- La gestión del servicio de hamacas en la playa de Fenals ha motivado la queja de un vecino de Lloret de Mar, que ha querido compartir su experiencia a través de la sección Cartas al Director de Lloret Gaceta. En su escrito denuncia lo que considera una ocupación excesiva del espacio público por parte de la empresa concesionaria, así como el trato recibido por varios familiares durante una jornada de playa. El vecino pide al Ayuntamiento que revise esta situación y garantice que tanto residentes como visitantes puedan disfrutar libremente de un espacio que considera de todos.
«Nos están echando de nuestra propia playa»
Me llamo Ricard Santafé y quiero trasladar la situación que vivieron recientemente unos familiares míos en la playa de Fenals, además de expresar mi preocupación por lo que, a mi entender, supone una progresiva privatización de un espacio que siempre ha sido público.
Durante estos días de verano, unos familiares extranjeros acudieron al servicio de hamacas situado junto a la riera de Fenals. Su intención era alquilar una única hamaca, pero les informaron de que esa posibilidad no existía y que únicamente podían contratar un paquete formado por dos hamacas y una sombrilla por 30 euros.
Una situación que terminó con la familia abandonando la playa

Mientras ellos utilizaban las hamacas, una tercera persona, la madre de la joven decidió sentarse tranquilamente sobre su toalla en la arena, al lado de su familia. Sin embargo un trabajador del servicio le exigió de forma hostil que abandonara el espacio delimitado por unas cuerdas verdes, asegurando que aquella zona era de uso exclusivo para los clientes de las hamacas.
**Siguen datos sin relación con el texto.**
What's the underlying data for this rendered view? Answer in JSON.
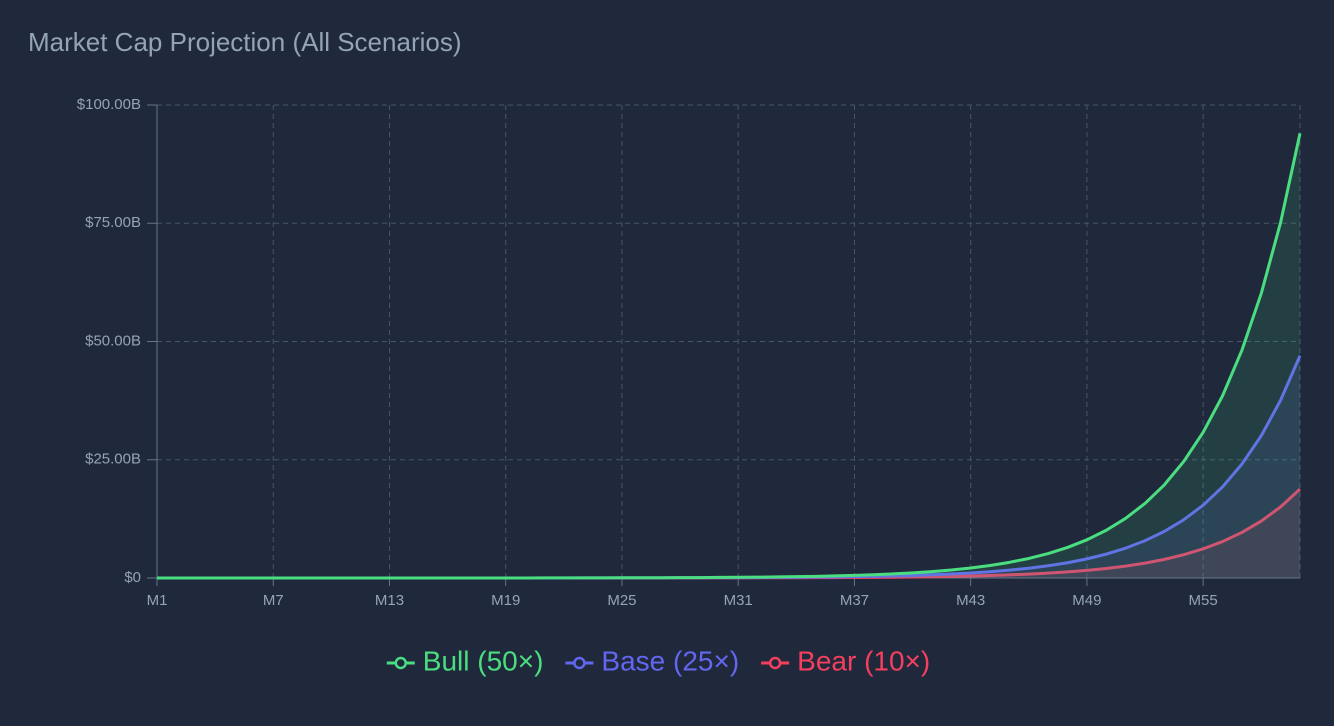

La situación generó tal incomodidad que decidieron marcharse apenas diez minutos después de haber llegado. Cuando solicitaron la devolución del importe abonado, su petición fue rechazada.
«Antes existía convivencia entre todos los usuarios»
Los vecinos que conocemos Fenals desde hace años sabemos que este funcionamiento no siempre ha sido así. Con la anterior concesión, las hamacas se instalaban de manera progresiva en función de la demanda, permitiendo que convivieran sin problemas quienes optaban por alquilar una hamaca y quienes preferían disfrutar de la playa con su propia toalla. Nunca se acotaban grandes zonas de arena ni se daba la sensación de que parte de la playa dejaba de ser de uso libre.

En cambio, considero que el modelo actual consiste en ocupar desde primera hora una amplia superficie con hamacas, muchas de ellas vacías, reduciendo el espacio disponible para el resto de usuarios. No creo que sea un hecho aislado. Yo mismo he presenciado cómo se invitaba a marcharse a turistas simplemente por sentarse cerca de hamacas que ni siquiera estaban ocupadas.
Como ciudadano, entiendo que únicamente el Ayuntamiento de Lloret de Mar tiene la potestad para organizar y delimitar los espacios de la playa. No considero adecuado que una empresa privada pueda parcelar el dominio público mediante cuerdas sujetas con estacas en la arena, reforzando además esa sensación de exclusividad con carteles que, según he podido comprobar, no muestran ningún distintivo oficial del Ayuntamiento.
Desde mi punto de vista, esta práctica no solo resulta cuestionable desde el punto de vista del uso del espacio público, sino que también puede representar un riesgo para niños y personas mayores al existir cuerdas y estacas distribuidas por la arena.
Por todo ello, quiero pedir públicamente al Ayuntamiento que revise estas prácticas y compruebe que se cumplen las condiciones de la concesión. La playa pertenece a todos: a quienes desarrollan su actividad económica durante el verano, a los turistas que nos visitan y a los vecinos que vivimos en Lloret durante todo el año. Todos deberíamos poder disfrutar de nuestras playas en igualdad de condiciones.